Kultur : KURZ & KRITISCH

Carsten Niemann

OPER

Hör auf

deine Dämonen

Gute Dirigenten proben nicht nur mit den Händen, sondern auch mit Subtexten. Assoziationen können ebenso dazugehören wie Details aus dem Leben der Komponisten. Kristian Commichau, Leiter der innovativen Jungen Vocal-Concertisten Berlin sowie von Campus Cantabile und Sinfonietta der Universität Potsdam ist ein Meister des Subtexts: Präsenz, dynamische Differenzierung und Intensität, die er seinen Chören entlockt, wirken nie wie bloße Reaktionen auf Gesten, sondern sind Ausdruck einer ungewöhnlich lebendigen, gemeinsam verinnerlichten Werkvorstellung.

Solch Intensität erreicht Orpheus Britannicus nur selten.
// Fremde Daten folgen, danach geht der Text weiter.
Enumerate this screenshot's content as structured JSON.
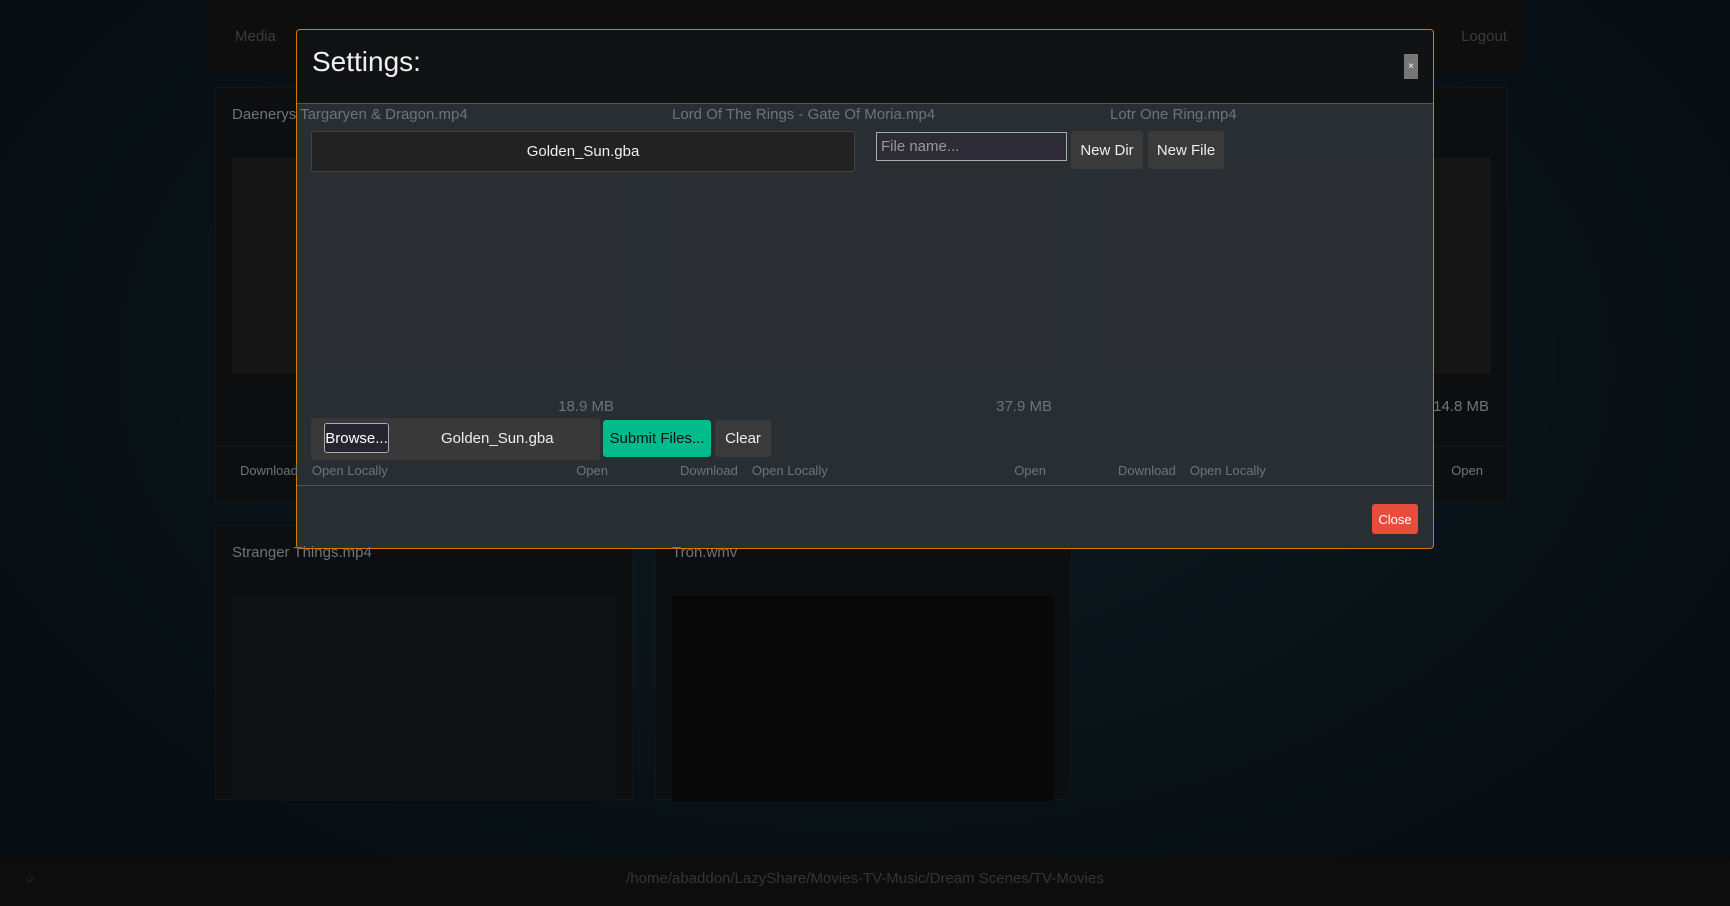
{
  "background": {
    "nav": {
      "media_label": "Media",
      "logout_label": "Logout"
    },
    "cards": [
      {
        "title": "Daenerys Targaryen & Dragon.mp4",
        "size": "18.9 MB",
        "actions": [
          "Download",
          "Open Locally"
        ],
        "open": "Open"
      },
      {
        "title": "Lord Of The Rings - Gate Of Moria.mp4",
        "size": "37.9 MB",
        "actions": [
          "Download",
          "Open Locally"
        ],
        "open": "Open"
      },
      {
        "title": "Lotr One Ring.mp4",
        "size": "14.8 MB",
        "actions": [
          "Download",
          "Open Locally"
        ],
        "open": "Open"
      },
      {
        "title": "Stranger Things.mp4"
      },
      {
        "title": "Tron.wmv"
      }
    ],
    "status": {
      "path": "/home/abaddon/LazyShare/Movies-TV-Music/Dream Scenes/TV-Movies",
      "star": "☆"
    }
  },
  "modal": {
    "title": "Settings:",
    "close_x": "×",
    "selected_file": "Golden_Sun.gba",
    "file_name_placeholder": "File name...",
    "new_dir": "New Dir",
    "new_file": "New File",
    "browse": "Browse...",
    "upload_file": "Golden_Sun.gba",
    "submit": "Submit Files...",
    "clear": "Clear",
    "close": "Close",
    "colors": {
      "accent_border": "#d97a00",
      "submit": "#00bc8c",
      "close": "#e74c3c"
    }
  }
}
Commichaus vereinte Ensembles barchten das Schauspiel mit Musik von Benjamin Britten und Henry Purcell jetzt im Nikolaisaal Potsdam zur Uraufführung. Autor und Regisseur Lars Wernecke schildert in einer fiktiven, märchenhaften Szene, wie sich Britten 1942 bei der Rückkehr nach England seinen „Dämonen“ stellt: vor allem den Missbrauchserfahrungen, die er als Kind gemacht haben soll und die dramaturgisch geschickt mit einer Auseinandersetzung mit Übervater Purcell verquickt werden. Britten war mit fünf Jahren das Klavierspielen von der Mutter beigebracht worden, mit acht komponierte er seine ersten Stücke.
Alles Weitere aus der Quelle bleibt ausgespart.